Several frameworks in different languages are available for people to develop, deploy and publish web services. Axis2C was chosen because it is an open source tool and it is in C. Most of our computational models are written in C. Thus, it would be easier to build web services with them.

4.3. Detailed Design

The current prototype is just using an existing framework to test the connectivity and performance of C applications through webservices, without the workflow part yet. Hence, the detailed design will include the following: 1) the setup required to make the framework work in the specific platforms; 2) the component that defines the specific web-service; and 3) the client component that connects to the web-service. They are described as follows.

1) Setup at the server:

a) Install the Axis2C libraries using the usual open source commands: configure, make and make install. It implies that the framework is compiled IN THE NETBRIGDE. For Windows, the binary files are available.

b) Ensure that OpenSSL is installed. In Linux it can be obtained through automatic package managers. In Windows it is required to download and install manually.

Setup at the client:

a) Connectivity to the server.

2) Component that defines the specific web-service:

This component needs to be located in the framework folder as a library which offers the following functions:

· Constructor: It allocates memory for the skeleton, which is a container with the framework information and the list of names for the rest of functions.

· Init: It loads the name of the web-service so it is prepared to response requests.

· Invoke: It receives the information corresponding to a specific request, process the information and it is responsible for generating a response. For the purposes of this prototype, the process is performed in another function. But, for a real full integration model, the Invoke function should call some component of the business layer in its host application.

· OnFault: This function defines the actions taken when an error is detected.

· Free: It releases the memory initially allocated.

3) Client component:

It can be developed either using the Axis2C framework, or just independently following the steps required to connect to any web-service.

· In the former case (i.e., this prototype), the client is compiled using the Axis2C headers and libraries. A payload object is created and filled with the information to be sent to the server. Then, using the Axis2C libraries, the payload is transformed to XML and sent to the server through the http. The Axis2C libraries help receiving synchronously the response. Then, the client extracts the results from the XML and shows them to the user.

· In the latter case, most development tools can extract the WSDL by connecting to the web-service through the http. The WSDL is the descriptor of the web-service. Once it is obtained, the tools provide APIs to create a kind of payload, send the message, receive the response and extract the results.

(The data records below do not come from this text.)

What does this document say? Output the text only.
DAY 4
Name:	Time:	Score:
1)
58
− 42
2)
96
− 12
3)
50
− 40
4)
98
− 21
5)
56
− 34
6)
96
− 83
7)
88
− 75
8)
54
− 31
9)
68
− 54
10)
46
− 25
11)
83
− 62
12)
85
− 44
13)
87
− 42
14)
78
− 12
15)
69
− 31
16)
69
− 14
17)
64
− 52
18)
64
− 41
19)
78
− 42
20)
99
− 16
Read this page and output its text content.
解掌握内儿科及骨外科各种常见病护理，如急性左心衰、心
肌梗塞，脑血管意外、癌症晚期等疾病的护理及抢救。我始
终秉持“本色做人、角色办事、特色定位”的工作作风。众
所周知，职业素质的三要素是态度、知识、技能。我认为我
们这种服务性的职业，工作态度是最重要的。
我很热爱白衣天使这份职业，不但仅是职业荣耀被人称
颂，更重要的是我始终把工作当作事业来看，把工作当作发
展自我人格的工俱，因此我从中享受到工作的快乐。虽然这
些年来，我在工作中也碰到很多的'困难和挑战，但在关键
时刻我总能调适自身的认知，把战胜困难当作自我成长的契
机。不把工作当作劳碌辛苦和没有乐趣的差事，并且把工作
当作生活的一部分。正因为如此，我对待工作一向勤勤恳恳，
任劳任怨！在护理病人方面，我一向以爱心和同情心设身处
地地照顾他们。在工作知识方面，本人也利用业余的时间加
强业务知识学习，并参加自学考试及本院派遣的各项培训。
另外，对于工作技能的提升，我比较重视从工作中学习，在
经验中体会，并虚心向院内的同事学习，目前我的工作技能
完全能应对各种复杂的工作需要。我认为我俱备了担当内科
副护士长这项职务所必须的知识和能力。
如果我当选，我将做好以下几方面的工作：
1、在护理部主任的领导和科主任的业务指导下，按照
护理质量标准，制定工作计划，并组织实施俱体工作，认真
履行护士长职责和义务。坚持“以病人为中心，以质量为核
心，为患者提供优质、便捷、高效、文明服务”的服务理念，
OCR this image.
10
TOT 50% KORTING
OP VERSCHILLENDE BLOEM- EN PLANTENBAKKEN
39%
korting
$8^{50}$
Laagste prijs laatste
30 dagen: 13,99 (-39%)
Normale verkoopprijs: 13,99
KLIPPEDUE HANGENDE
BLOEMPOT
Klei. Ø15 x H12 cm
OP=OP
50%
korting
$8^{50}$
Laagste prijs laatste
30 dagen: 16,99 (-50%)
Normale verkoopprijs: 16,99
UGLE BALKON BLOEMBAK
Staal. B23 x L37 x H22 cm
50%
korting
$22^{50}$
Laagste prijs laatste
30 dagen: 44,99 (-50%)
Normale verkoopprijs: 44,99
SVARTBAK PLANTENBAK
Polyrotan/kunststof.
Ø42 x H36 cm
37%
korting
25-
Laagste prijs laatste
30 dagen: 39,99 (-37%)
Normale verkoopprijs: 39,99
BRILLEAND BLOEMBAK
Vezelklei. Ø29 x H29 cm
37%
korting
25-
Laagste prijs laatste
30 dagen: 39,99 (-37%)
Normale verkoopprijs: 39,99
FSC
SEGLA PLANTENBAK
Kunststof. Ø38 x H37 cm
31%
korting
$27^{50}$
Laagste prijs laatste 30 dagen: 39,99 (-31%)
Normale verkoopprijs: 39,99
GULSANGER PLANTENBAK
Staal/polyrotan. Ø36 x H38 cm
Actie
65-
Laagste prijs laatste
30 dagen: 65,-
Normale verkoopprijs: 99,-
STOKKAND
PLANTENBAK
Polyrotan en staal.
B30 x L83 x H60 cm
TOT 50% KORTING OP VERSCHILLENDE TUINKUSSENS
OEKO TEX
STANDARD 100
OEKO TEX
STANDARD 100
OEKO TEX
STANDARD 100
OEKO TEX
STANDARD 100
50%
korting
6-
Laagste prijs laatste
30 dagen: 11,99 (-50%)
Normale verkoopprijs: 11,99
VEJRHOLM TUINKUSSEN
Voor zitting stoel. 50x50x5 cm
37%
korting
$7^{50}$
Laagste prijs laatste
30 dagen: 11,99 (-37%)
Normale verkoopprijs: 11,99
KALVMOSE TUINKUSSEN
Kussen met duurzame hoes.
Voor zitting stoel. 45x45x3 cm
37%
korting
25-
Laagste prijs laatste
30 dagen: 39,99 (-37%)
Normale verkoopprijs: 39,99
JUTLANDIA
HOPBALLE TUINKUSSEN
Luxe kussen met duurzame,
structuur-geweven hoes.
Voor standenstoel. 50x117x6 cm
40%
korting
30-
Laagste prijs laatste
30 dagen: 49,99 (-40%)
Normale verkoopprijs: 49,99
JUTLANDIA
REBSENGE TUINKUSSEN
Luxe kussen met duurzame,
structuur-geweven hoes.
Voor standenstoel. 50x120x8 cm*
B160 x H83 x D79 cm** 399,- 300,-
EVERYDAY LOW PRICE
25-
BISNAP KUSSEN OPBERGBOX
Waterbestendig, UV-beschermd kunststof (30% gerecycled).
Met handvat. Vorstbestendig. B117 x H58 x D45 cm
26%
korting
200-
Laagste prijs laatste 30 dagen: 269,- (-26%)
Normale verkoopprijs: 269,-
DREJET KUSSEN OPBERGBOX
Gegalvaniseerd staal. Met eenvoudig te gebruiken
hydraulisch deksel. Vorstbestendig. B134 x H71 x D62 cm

This specific prototype was developed without a WSDL, but following prototypes that will actually connect to workflow, will also offer a WSDL.

4.4. Performance Testing

The MoteWS has been tested manually and automatically with both serial load and parallel load. We have conducted two phases of testing. In the first phase of testing (i.e., preliminary test) the unitary test used is a request that retrieves all the field measurements for one month of data. In the second phase of testing (i.e. detailed test), data files with different sizes are retrieved in experiments with increasing number of files.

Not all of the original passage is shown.